Dr Andrew Whale, a vet and consultant with Livestock Logic based in Hamilton, Victoria, was a panellist on the producer consultation and adoption forum on Tuesday at the MLA’s Red Meat 2019 event in Tamworth.

He said producers in the sheep industry can now choose from five alternative products for pain relief – Numnuts, Buccalgesic, Metacam, Tri-Solfen, and liquid nitrogen as a replacement for mulesing.

“What we don’t have is really good research that compares them all to each other, so that we can actually tell industry what should be the gold standard,” Dr Whale said.

“It is our best bet at the moment.

“We know some of these products appear to be fantastic and there is some research that shows the benefits,” he said.

“But as an industry we really need to hurry up and get some really good data so we can give good advice, because at the moment we get phone calls from clients and they want to use something, but they ask which one is the best, where is the data, and we say, well there isn’t any.”

Prevailing thinking at the moment was that Numnuts was the best bet where rubber rings are being used. Tri-Solfen was fantastic but short lived, so producers were being advised to follow with an anti-inflammatory as well, such as Buccalgesic or Metacam.

Dr Whale said he understood that a project to undertake this research was included in the annual research call this year which was fantastic, but it needed to be fast-tracked.

“I hope it doesn’t take two years to get that data out there to be relevant, because next lambing season or lamb marking it would be great to be able to say ‘this is what we know works in this situation.”

He said there were some good videos being shared via social media demonstrating how pain relief is working, but said formal research data was needed.

“With adoption the Twittersphere is helping that dramatically, but we do need evidence, not just a video, because you can doctor up a video pretty quickly by waiting four hours after you lamb mark to make those sheep look good.”

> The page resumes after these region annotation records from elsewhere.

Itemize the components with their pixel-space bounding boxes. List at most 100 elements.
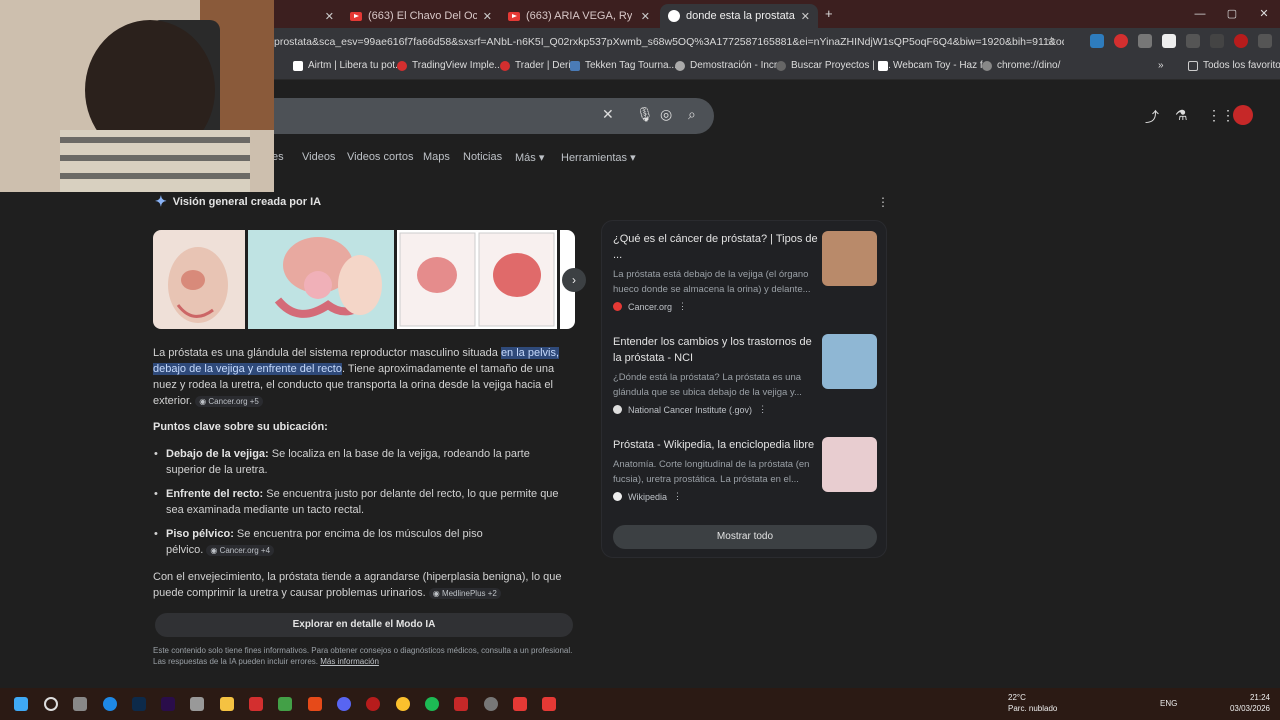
close-window-icon[interactable]: ✕	[1248, 0, 1280, 28]
apps-icon[interactable]: ⋮⋮	[1207, 107, 1235, 124]
close-icon[interactable]: ✕	[801, 10, 810, 23]
source-card[interactable]: Próstata - Wikipedia, la enciclopedia li…	[613, 437, 878, 502]
close-icon[interactable]: ✕	[325, 10, 334, 23]
extension-icon[interactable]	[1090, 34, 1104, 48]
minimize-icon[interactable]: —	[1184, 0, 1216, 28]
tab-3[interactable]: (663) ARIA VEGA, Ryan Castro ✕	[500, 4, 658, 28]
clock[interactable]: 21:24 03/03/2026	[1226, 692, 1270, 714]
source-thumbnail[interactable]	[822, 334, 877, 389]
taskview-icon[interactable]	[73, 697, 87, 711]
bookmark[interactable]: TradingView Imple...	[397, 60, 503, 71]
obs-icon[interactable]	[484, 697, 498, 711]
search-box[interactable]: ✕ 🎙 ◎ ⌕	[240, 98, 714, 134]
close-icon[interactable]: ✕	[483, 10, 492, 23]
weather-widget[interactable]: 22°C Parc. nublado	[1008, 692, 1057, 714]
bookmark[interactable]: Trader | Deriv	[500, 60, 576, 71]
tab-more[interactable]: Más ▾	[515, 151, 544, 164]
source-chip[interactable]: ◉ MedlinePlus +2	[428, 588, 501, 599]
photoshop-icon[interactable]	[132, 697, 146, 711]
windows-start-icon[interactable]	[14, 697, 28, 711]
anatomy-image[interactable]	[153, 230, 245, 329]
source-thumbnail[interactable]	[822, 231, 877, 286]
tab-2[interactable]: (663) El Chavo Del Ocho - Intro ✕	[342, 4, 500, 28]
app-icon[interactable]	[249, 697, 263, 711]
source-card[interactable]: Entender los cambios y los trastornos de…	[613, 334, 878, 415]
close-icon[interactable]: ✕	[641, 10, 650, 23]
more-options-icon[interactable]: ⋮	[673, 491, 682, 502]
mic-icon[interactable]: 🎙	[636, 106, 654, 123]
more-options-icon[interactable]: ⋮	[678, 301, 687, 312]
app-icon[interactable]	[513, 697, 527, 711]
tools-button[interactable]: Herramientas ▾	[561, 151, 636, 164]
source-title[interactable]: Entender los cambios y los trastornos de…	[613, 334, 818, 366]
anatomy-illustration	[274, 237, 382, 318]
explore-ai-mode-button[interactable]: Explorar en detalle el Modo IA	[155, 613, 573, 637]
shield-icon[interactable]	[1138, 34, 1152, 48]
anatomy-illustration	[168, 247, 228, 323]
bookmark-folder[interactable]: Todos los favoritos	[1188, 60, 1280, 71]
tab-active[interactable]: donde esta la prostata - Buscar ✕	[660, 4, 818, 28]
tab-short-videos[interactable]: Videos cortos	[347, 151, 413, 163]
source-card[interactable]: ¿Qué es el cáncer de próstata? | Tipos d…	[613, 231, 878, 312]
folder-icon[interactable]	[220, 697, 234, 711]
new-tab-icon[interactable]: +	[825, 6, 833, 21]
store-icon[interactable]	[190, 697, 204, 711]
bookmark[interactable]: Webcam Toy - Haz f...	[878, 60, 991, 71]
clear-icon[interactable]: ✕	[602, 106, 614, 123]
bookmark[interactable]: chrome://dino/	[982, 60, 1060, 71]
source-chip[interactable]: ◉ Cancer.org +5	[195, 396, 263, 407]
labs-icon[interactable]: ⚗	[1175, 107, 1188, 124]
tab-maps[interactable]: Maps	[423, 151, 450, 163]
edge-icon[interactable]	[103, 697, 117, 711]
premiere-icon[interactable]	[161, 697, 175, 711]
menu-icon[interactable]	[1258, 34, 1272, 48]
chrome-icon[interactable]	[396, 697, 410, 711]
profile-icon[interactable]	[1234, 34, 1248, 48]
avatar[interactable]	[1233, 105, 1253, 125]
minecraft-icon[interactable]	[278, 697, 292, 711]
bookmark[interactable]: Buscar Proyectos | F...	[776, 60, 891, 71]
wikipedia-icon	[613, 492, 622, 501]
bookmark-label: Todos los favoritos	[1203, 60, 1280, 71]
source-title[interactable]: ¿Qué es el cáncer de próstata? | Tipos d…	[613, 231, 818, 263]
tab-videos[interactable]: Videos	[302, 151, 335, 163]
lens-icon[interactable]: ◎	[660, 106, 672, 123]
more-options-icon[interactable]: ⋮	[877, 195, 889, 209]
source-chip-label: MedlinePlus +2	[441, 589, 497, 598]
window-controls: — ▢ ✕	[1184, 0, 1280, 28]
source-title[interactable]: Próstata - Wikipedia, la enciclopedia li…	[613, 437, 818, 453]
list-item: Enfrente del recto: Se encuentra justo p…	[154, 486, 572, 518]
spotify-icon[interactable]	[425, 697, 439, 711]
bookmark[interactable]: Demostración - Incr...	[675, 60, 785, 71]
brave-icon[interactable]	[308, 697, 322, 711]
source-thumbnail[interactable]	[822, 437, 877, 492]
source-chip[interactable]: ◉ Cancer.org +4	[206, 545, 275, 556]
show-all-button[interactable]: Mostrar todo	[613, 525, 877, 549]
extension-icon[interactable]	[1114, 34, 1128, 48]
more-options-icon[interactable]: ⋮	[758, 404, 767, 415]
star-icon[interactable]: ☆	[1046, 34, 1057, 48]
more-bookmarks-icon[interactable]: »	[1158, 60, 1164, 71]
next-icon[interactable]: ›	[562, 268, 586, 292]
language-indicator[interactable]: ENG	[1160, 698, 1177, 709]
search-icon[interactable]: ⌕	[688, 106, 696, 123]
share-icon[interactable]: ⤴	[1145, 107, 1159, 127]
playlist-icon[interactable]	[1210, 34, 1224, 48]
maximize-icon[interactable]: ▢	[1216, 0, 1248, 28]
bookmark[interactable]: Airtm | Libera tu pot...	[293, 60, 403, 71]
google-icon	[668, 10, 680, 22]
more-info-link[interactable]: Más información	[320, 657, 379, 666]
tab-news[interactable]: Noticias	[463, 151, 502, 163]
anatomy-image[interactable]	[248, 230, 394, 329]
puzzle-icon[interactable]	[1186, 34, 1200, 48]
anatomy-image[interactable]	[397, 230, 557, 329]
source-snippet: Anatomía. Corte longitudinal de la próst…	[613, 459, 810, 485]
extension-icon[interactable]	[1162, 34, 1176, 48]
url-field[interactable]: prostata&sca_esv=99ae616f7fa66d58&sxsrf=…	[274, 32, 1064, 52]
discord-icon[interactable]	[337, 697, 351, 711]
app-icon[interactable]	[366, 697, 380, 711]
bookmark[interactable]: Tekken Tag Tourna...	[570, 60, 677, 71]
app-icon[interactable]	[542, 697, 556, 711]
app-icon[interactable]	[454, 697, 468, 711]
search-icon[interactable]	[44, 697, 58, 711]
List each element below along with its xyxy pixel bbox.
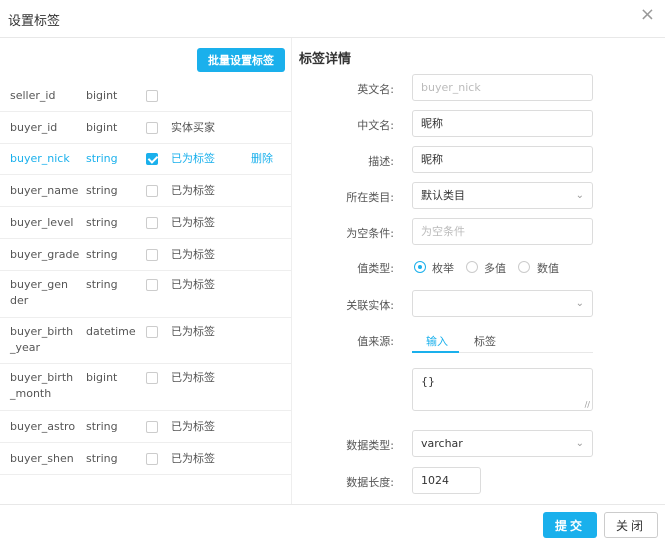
row-checkbox[interactable] [146, 185, 158, 197]
close-icon[interactable]: × [640, 6, 655, 24]
table-row[interactable]: buyer_id bigint 实体买家 [0, 112, 291, 144]
field-type: string [86, 278, 118, 291]
empty-condition-label: 为空条件: [346, 227, 394, 240]
tag-status: 已为标签 [171, 248, 215, 261]
field-name: buyer_nick [10, 152, 70, 165]
table-row[interactable]: buyer_astro string 已为标签 [0, 411, 291, 443]
radio-multi[interactable] [466, 261, 478, 273]
row-checkbox[interactable] [146, 279, 158, 291]
tab-input[interactable]: 输入 [426, 333, 448, 349]
field-name: buyer_name [10, 184, 79, 197]
category-label: 所在类目: [346, 191, 394, 204]
english-name-label: 英文名: [357, 83, 394, 96]
tag-status: 已为标签 [171, 452, 215, 465]
category-select[interactable]: 默认类目 ⌄ [412, 182, 593, 209]
value-source-label: 值来源: [357, 335, 394, 348]
data-type-label: 数据类型: [346, 439, 394, 452]
row-checkbox[interactable] [146, 372, 158, 384]
resize-handle-icon[interactable]: ∕∕ [585, 400, 590, 409]
tab-active-indicator [412, 351, 459, 353]
dialog-title: 设置标签 [8, 14, 61, 29]
chevron-down-icon: ⌄ [575, 298, 584, 309]
field-type: string [86, 184, 118, 197]
field-type: bigint [86, 371, 118, 384]
category-value: 默认类目 [421, 189, 465, 202]
field-name: buyer_gender [10, 278, 68, 307]
data-type-select[interactable]: varchar ⌄ [412, 430, 593, 457]
row-checkbox[interactable] [146, 90, 158, 102]
tag-status: 已为标签 [171, 152, 215, 165]
tag-status: 已为标签 [171, 216, 215, 229]
table-row[interactable]: buyer_nick string 已为标签 删除 [0, 144, 291, 175]
field-type: string [86, 248, 118, 261]
table-row[interactable]: buyer_name string 已为标签 [0, 175, 291, 207]
field-type: bigint [86, 89, 118, 102]
description-label: 描述: [368, 155, 394, 168]
field-type: datetime [86, 325, 136, 338]
table-row[interactable]: buyer_level string 已为标签 [0, 207, 291, 239]
related-entity-select[interactable]: ⌄ [412, 290, 593, 317]
radio-numeric[interactable] [518, 261, 530, 273]
table-row[interactable]: buyer_shen string 已为标签 [0, 443, 291, 475]
value-source-content: {} [421, 375, 435, 388]
field-name: buyer_astro [10, 420, 76, 433]
field-type: bigint [86, 121, 118, 134]
tag-status: 已为标签 [171, 184, 215, 197]
field-type: string [86, 452, 118, 465]
value-source-textarea[interactable]: {} ∕∕ [412, 368, 593, 411]
data-type-value: varchar [421, 437, 463, 450]
tag-status: 已为标签 [171, 278, 215, 291]
close-button[interactable]: 关闭 [604, 512, 658, 538]
data-length-label: 数据长度: [346, 476, 394, 489]
radio-multi-label: 多值 [484, 262, 506, 275]
field-name: seller_id [10, 89, 56, 102]
tab-tag[interactable]: 标签 [474, 333, 496, 349]
field-name: buyer_level [10, 216, 74, 229]
related-entity-label: 关联实体: [346, 299, 394, 312]
table-row[interactable]: buyer_birth_year datetime 已为标签 [0, 318, 291, 364]
tag-status: 实体买家 [171, 121, 215, 134]
field-type: string [86, 216, 118, 229]
chevron-down-icon: ⌄ [575, 438, 584, 449]
tag-status: 已为标签 [171, 420, 215, 433]
table-row[interactable]: buyer_gender string 已为标签 [0, 271, 291, 318]
batch-set-tags-button[interactable]: 批量设置标签 [197, 48, 285, 72]
row-checkbox[interactable] [146, 153, 158, 165]
english-name-input[interactable]: buyer_nick [412, 74, 593, 101]
radio-enum[interactable] [414, 261, 426, 273]
radio-enum-label: 枚举 [432, 262, 454, 275]
table-row[interactable]: buyer_grade string 已为标签 [0, 239, 291, 271]
chinese-name-input[interactable]: 昵称 [412, 110, 593, 137]
field-name: buyer_birth_month [10, 371, 74, 400]
field-name: buyer_grade [10, 248, 80, 261]
row-checkbox[interactable] [146, 217, 158, 229]
dialog-header: 设置标签 × [0, 0, 665, 38]
row-checkbox[interactable] [146, 326, 158, 338]
table-row[interactable]: buyer_birth_month bigint 已为标签 [0, 364, 291, 411]
field-type: string [86, 152, 118, 165]
tag-status: 已为标签 [171, 371, 215, 384]
tag-status: 已为标签 [171, 325, 215, 338]
field-name: buyer_id [10, 121, 58, 134]
chinese-name-label: 中文名: [357, 119, 394, 132]
row-checkbox[interactable] [146, 122, 158, 134]
panel-divider [291, 38, 292, 504]
empty-condition-input[interactable]: 为空条件 [412, 218, 593, 245]
data-length-input[interactable]: 1024 [412, 467, 481, 494]
chevron-down-icon: ⌄ [575, 190, 584, 201]
field-name: buyer_shen [10, 452, 74, 465]
field-name: buyer_birth_year [10, 325, 74, 354]
detail-title: 标签详情 [299, 52, 352, 67]
radio-numeric-label: 数值 [537, 262, 559, 275]
row-checkbox[interactable] [146, 249, 158, 261]
field-type: string [86, 420, 118, 433]
row-checkbox[interactable] [146, 421, 158, 433]
description-input[interactable]: 昵称 [412, 146, 593, 173]
row-checkbox[interactable] [146, 453, 158, 465]
value-type-label: 值类型: [357, 262, 394, 275]
submit-button[interactable]: 提交 [543, 512, 597, 538]
table-row[interactable]: seller_id bigint [0, 80, 291, 112]
delete-link[interactable]: 删除 [251, 151, 273, 167]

Dr Whale said adoption rates of industry research were benefiting from R&D and adoption models that have come out of MLA recently including Producer Demonstration Sites and Profitable Grazing Systems which used group based learning on-farm.

After the forum, Dr Whale told Sheep Central the industry needed to be able to back up its pain relief practices with data showing they are  significantly reducing pain.

“What we don’t have is a really good study that compares all the products at once to each other.

“We as vets want to to be able to give people really good scientific advice and we really do need to get some evidence behind us so that we can then tell our consumers that is what we are doing and this is why we are doing it., because we have a significant reduction in pain.”

He said the industry also did not have a pain relief option that acted pre-operatively for mulesing and didn’t think the use of Numnuts would reduce the pain associated with mulesing.